The story of Walter and Margaret Keane is just incredibly odd, and raises a lot of questions regarding art, credit, and the lies that keep a marriage going. Big Eyes, however, mostly glides past these real issues in favor of some feminist lip service and some cool mid-century modern architecture that’s perfect for lighting ominously. The “big eyes” paintings were regarded as kitsch — Terence Stamp has a funny, small role as the New York Times art critic constantly charged with ranting against these works — but Walter was able to give them cachet as he opened the “Keane Gallery” and made them available as ten-dollar paintings.
Burton is interested in the outsider artist weirdness of it all, and he’s made a good looking film that evokes San Francisco in the hazy light of nostalgia, but the emptiness within comes from the shallow constraints of the biopic.
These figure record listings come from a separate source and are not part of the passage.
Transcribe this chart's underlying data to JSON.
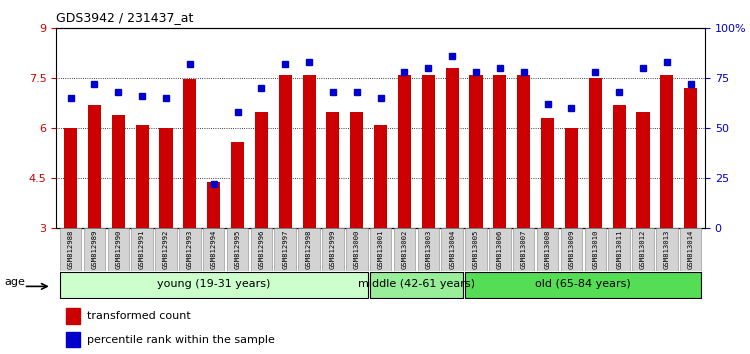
{
  "title": "GDS3942 / 231437_at",
  "samples": [
    "GSM812988",
    "GSM812989",
    "GSM812990",
    "GSM812991",
    "GSM812992",
    "GSM812993",
    "GSM812994",
    "GSM812995",
    "GSM812996",
    "GSM812997",
    "GSM812998",
    "GSM812999",
    "GSM813000",
    "GSM813001",
    "GSM813002",
    "GSM813003",
    "GSM813004",
    "GSM813005",
    "GSM813006",
    "GSM813007",
    "GSM813008",
    "GSM813009",
    "GSM813010",
    "GSM813011",
    "GSM813012",
    "GSM813013",
    "GSM813014"
  ],
  "bar_values": [
    6.0,
    6.7,
    6.4,
    6.1,
    6.0,
    7.48,
    4.4,
    5.6,
    6.5,
    7.6,
    7.6,
    6.5,
    6.5,
    6.1,
    7.6,
    7.6,
    7.8,
    7.6,
    7.6,
    7.6,
    6.3,
    6.0,
    7.5,
    6.7,
    6.5,
    7.6,
    7.2
  ],
  "percentile_values": [
    65,
    72,
    68,
    66,
    65,
    82,
    22,
    58,
    70,
    82,
    83,
    68,
    68,
    65,
    78,
    80,
    86,
    78,
    80,
    78,
    62,
    60,
    78,
    68,
    80,
    83,
    72
  ],
  "bar_color": "#cc0000",
  "percentile_color": "#0000cc",
  "ymin": 3,
  "ymax": 9,
  "yticks": [
    3,
    4.5,
    6,
    7.5,
    9
  ],
  "ytick_labels": [
    "3",
    "4.5",
    "6",
    "7.5",
    "9"
  ],
  "right_yticks": [
    0,
    25,
    50,
    75,
    100
  ],
  "right_ytick_labels": [
    "0",
    "25",
    "50",
    "75",
    "100%"
  ],
  "groups": [
    {
      "label": "young (19-31 years)",
      "start": 0,
      "end": 13,
      "color": "#ccffcc"
    },
    {
      "label": "middle (42-61 years)",
      "start": 13,
      "end": 17,
      "color": "#99ee99"
    },
    {
      "label": "old (65-84 years)",
      "start": 17,
      "end": 27,
      "color": "#55dd55"
    }
  ],
  "age_label": "age",
  "legend_bar_label": "transformed count",
  "legend_dot_label": "percentile rank within the sample",
  "tick_label_bg": "#d3d3d3",
  "bar_width": 0.55
}
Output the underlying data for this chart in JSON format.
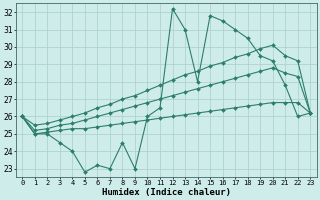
{
  "x": [
    0,
    1,
    2,
    3,
    4,
    5,
    6,
    7,
    8,
    9,
    10,
    11,
    12,
    13,
    14,
    15,
    16,
    17,
    18,
    19,
    20,
    21,
    22,
    23
  ],
  "line_main": [
    26.0,
    25.0,
    25.0,
    24.5,
    24.0,
    22.8,
    23.2,
    23.0,
    24.5,
    23.0,
    26.0,
    26.5,
    32.2,
    31.0,
    28.0,
    31.8,
    31.5,
    31.0,
    30.5,
    29.5,
    29.2,
    27.8,
    26.0,
    26.2
  ],
  "line_upper": [
    26.0,
    25.5,
    25.6,
    25.8,
    26.0,
    26.2,
    26.5,
    26.7,
    27.0,
    27.2,
    27.5,
    27.8,
    28.1,
    28.4,
    28.6,
    28.9,
    29.1,
    29.4,
    29.6,
    29.9,
    30.1,
    29.5,
    29.2,
    26.2
  ],
  "line_mid": [
    26.0,
    25.2,
    25.3,
    25.5,
    25.6,
    25.8,
    26.0,
    26.2,
    26.4,
    26.6,
    26.8,
    27.0,
    27.2,
    27.4,
    27.6,
    27.8,
    28.0,
    28.2,
    28.4,
    28.6,
    28.8,
    28.5,
    28.3,
    26.2
  ],
  "line_lower": [
    26.0,
    25.0,
    25.1,
    25.2,
    25.3,
    25.3,
    25.4,
    25.5,
    25.6,
    25.7,
    25.8,
    25.9,
    26.0,
    26.1,
    26.2,
    26.3,
    26.4,
    26.5,
    26.6,
    26.7,
    26.8,
    26.8,
    26.8,
    26.2
  ],
  "ylim": [
    22.5,
    32.5
  ],
  "yticks": [
    23,
    24,
    25,
    26,
    27,
    28,
    29,
    30,
    31,
    32
  ],
  "xticks": [
    0,
    1,
    2,
    3,
    4,
    5,
    6,
    7,
    8,
    9,
    10,
    11,
    12,
    13,
    14,
    15,
    16,
    17,
    18,
    19,
    20,
    21,
    22,
    23
  ],
  "xlabel": "Humidex (Indice chaleur)",
  "color": "#2d7d6e",
  "bg_color": "#ceecea",
  "grid_color": "#aacfcd",
  "markersize": 2.0,
  "linewidth": 0.8,
  "title_fontsize": 7,
  "tick_fontsize": 5,
  "xlabel_fontsize": 6.5
}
Perhaps Margaret was as recessive as she’s portrayed; it’s entirely feasible. But in order to care about the movie, to hope she’d find something like peace, there needed to be more anger in the filmmaking. Frankly, this feels like a film that a female director would have a better handle on — the hazy definitions between a husband and wife and what people think in a sexist world, the way that women’s art is undervalued and underappreciated.
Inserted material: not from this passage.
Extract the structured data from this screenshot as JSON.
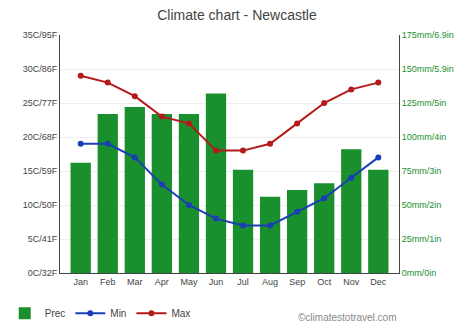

Did Margaret Keane have a sense of humor? Was there anything that she was passionate about? Big Eyes just makes her a princess locked in a tower, a one-woman sweatshop of kitsch paintings, as Waltz basically performs “Der Humpnik” with a manic smile.
Big Eyes may be the best live-action Tim Burton of the 2000s, but that’s faint praise, considering he’s been on one of the most precipitous downslides where a formerly visionary director goes for the money. Big Eyes shows a burgeoning interest for Burton in the small and human, the origin stories of hardworking, misunderstood artists (like 2000s-era Burton?) and perhaps that’s a good first step for him after years of disappointing films. There’s a really good movie somewhere in the strange story of Margaret Keane, and, sadly for our Susan Lucci-of-the-Oscars Amy Adams’ efforts, Big Eyes is not that film. But it’s not offensive, at the very least.
Big Eyes is out Christmas Day in wide release.